Dr. Herman Fritz talks about Tsunami on CNN
The ECOGIG Project
Georgia Tech has partnered with 15 research institutions in the ECOGIG consortium lead by University of Georgia. ECOGIG brings together physical oceanographers, marine biologists, and biogeochemists in an effort to understand the fate and impacts of oil and gas on deepwater ecosystems in the Gulf of Mexico, and to chart the long-term effects and mechanisms of ecosystem recovery.
Coastal Ocean Acidification
CO2 emission will continue increasing, as fossil fuels will most likely remain the major source of energy in next few decades. The oceans uptake atmospheric carbon, partially compensating the CO2 increase, but in turn they become more acidic. The rate of ocean acidification (OA) today is faster than at any time in the past 300 million years. Pumping CO2 into the deep ocean has also been proposed as a viable way to decrease emissions (carbon sequestration). Several groups at Georgia Tech explore the dynamics and impact of ocean acidification through modeling, laboratory and field experiments.
Coastal Dead zones
Along with fast growing levels of CO2 in the atmosphere and ocean, increasing loads of nutrients like nitrogen and phosphate in coastal areas are leading to higher rates of new production of organic material (e.g. algal blooms). When this material is decomposed, oxygen in the water column is utilized and in some cases depleted below critical levels for the healthy survival of marine organisms (hypoxia). These hypoxic conditions can some time be extreme and lead to complete anoxia, causing the formation of the so-called coastal dead zones. It is estimated that about 10% of the world ocean has low oxygen levels in the so called oxygen minimum zones (OMZ). Scientists at Georgia Tech use earth system models to understand the dynamics controlling the changes in oceanic OMZ. These models simulate the interaction between the ocean, atmosphere, land and the cryosphere.

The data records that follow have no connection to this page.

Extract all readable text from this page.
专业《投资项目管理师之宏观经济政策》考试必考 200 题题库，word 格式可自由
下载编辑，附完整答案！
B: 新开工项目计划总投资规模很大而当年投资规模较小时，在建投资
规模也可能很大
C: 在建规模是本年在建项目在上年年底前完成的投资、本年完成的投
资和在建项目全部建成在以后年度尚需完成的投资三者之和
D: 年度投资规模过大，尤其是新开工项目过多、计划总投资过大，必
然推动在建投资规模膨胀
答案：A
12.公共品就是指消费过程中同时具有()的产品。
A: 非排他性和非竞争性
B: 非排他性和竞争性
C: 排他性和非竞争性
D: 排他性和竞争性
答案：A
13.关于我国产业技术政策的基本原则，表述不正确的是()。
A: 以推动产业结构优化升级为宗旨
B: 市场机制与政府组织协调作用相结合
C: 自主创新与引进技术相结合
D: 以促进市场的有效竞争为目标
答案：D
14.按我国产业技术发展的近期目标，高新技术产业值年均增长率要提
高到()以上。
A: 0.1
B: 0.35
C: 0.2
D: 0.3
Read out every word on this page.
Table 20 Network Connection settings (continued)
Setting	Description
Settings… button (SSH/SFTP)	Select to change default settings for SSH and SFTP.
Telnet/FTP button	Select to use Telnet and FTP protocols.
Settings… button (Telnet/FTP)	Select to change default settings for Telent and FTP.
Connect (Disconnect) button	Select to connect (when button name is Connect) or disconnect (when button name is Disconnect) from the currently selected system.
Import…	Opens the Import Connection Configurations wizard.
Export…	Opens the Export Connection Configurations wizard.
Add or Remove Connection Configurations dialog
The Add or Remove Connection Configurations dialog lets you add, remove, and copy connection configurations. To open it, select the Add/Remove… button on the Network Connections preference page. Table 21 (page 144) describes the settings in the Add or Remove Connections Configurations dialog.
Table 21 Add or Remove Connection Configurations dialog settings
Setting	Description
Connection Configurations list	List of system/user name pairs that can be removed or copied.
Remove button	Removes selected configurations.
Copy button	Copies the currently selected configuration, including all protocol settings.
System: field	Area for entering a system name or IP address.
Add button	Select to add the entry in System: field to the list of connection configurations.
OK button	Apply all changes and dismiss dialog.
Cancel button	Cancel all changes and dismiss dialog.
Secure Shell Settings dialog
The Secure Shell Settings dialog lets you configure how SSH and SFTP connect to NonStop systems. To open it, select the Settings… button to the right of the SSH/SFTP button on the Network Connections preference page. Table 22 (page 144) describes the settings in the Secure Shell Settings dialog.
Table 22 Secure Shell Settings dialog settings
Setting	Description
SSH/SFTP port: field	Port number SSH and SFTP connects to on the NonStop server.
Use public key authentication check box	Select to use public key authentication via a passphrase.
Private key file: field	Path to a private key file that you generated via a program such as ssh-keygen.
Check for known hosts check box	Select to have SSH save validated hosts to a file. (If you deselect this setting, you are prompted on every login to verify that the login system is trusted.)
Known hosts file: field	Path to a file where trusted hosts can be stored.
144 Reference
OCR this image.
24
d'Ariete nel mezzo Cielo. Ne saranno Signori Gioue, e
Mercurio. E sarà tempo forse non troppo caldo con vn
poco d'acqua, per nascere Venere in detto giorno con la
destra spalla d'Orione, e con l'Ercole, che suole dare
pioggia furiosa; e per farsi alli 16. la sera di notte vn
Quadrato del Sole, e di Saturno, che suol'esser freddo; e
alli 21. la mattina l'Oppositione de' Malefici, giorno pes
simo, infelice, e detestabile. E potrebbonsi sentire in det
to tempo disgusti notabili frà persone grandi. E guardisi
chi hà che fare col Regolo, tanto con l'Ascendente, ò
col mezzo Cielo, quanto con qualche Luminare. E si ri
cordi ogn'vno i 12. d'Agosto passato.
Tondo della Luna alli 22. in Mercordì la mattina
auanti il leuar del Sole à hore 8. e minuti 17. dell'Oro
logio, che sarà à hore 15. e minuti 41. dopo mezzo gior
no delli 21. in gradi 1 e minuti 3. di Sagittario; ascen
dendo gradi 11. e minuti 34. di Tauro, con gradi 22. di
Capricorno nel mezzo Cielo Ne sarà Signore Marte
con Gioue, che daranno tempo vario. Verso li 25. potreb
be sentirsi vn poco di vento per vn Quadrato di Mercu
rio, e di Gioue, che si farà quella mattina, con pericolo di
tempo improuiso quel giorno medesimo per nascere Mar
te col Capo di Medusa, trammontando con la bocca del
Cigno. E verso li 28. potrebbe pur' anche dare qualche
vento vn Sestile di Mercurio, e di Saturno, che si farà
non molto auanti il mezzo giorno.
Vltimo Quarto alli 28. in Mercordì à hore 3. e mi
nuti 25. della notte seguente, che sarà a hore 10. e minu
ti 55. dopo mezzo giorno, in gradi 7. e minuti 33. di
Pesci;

Sustainable Planning and Development of Coasts
Creating sustainable and resilient cities requires understanding the network properties of food, energy, water and other infrastructure. At Georgia Tech several groups are working towards new methodologies to understand and quantify the resilience and sustainability of coastal areas such as the location-independent scalable framework for Community based Sustainable Coastal Area Resilience Planning (C-SCARP), and the Ecological Network Analysis (ENA) tool. These methods help managers to take into account the environmental, ecological and social dimensions of coastal systems in their development plannings.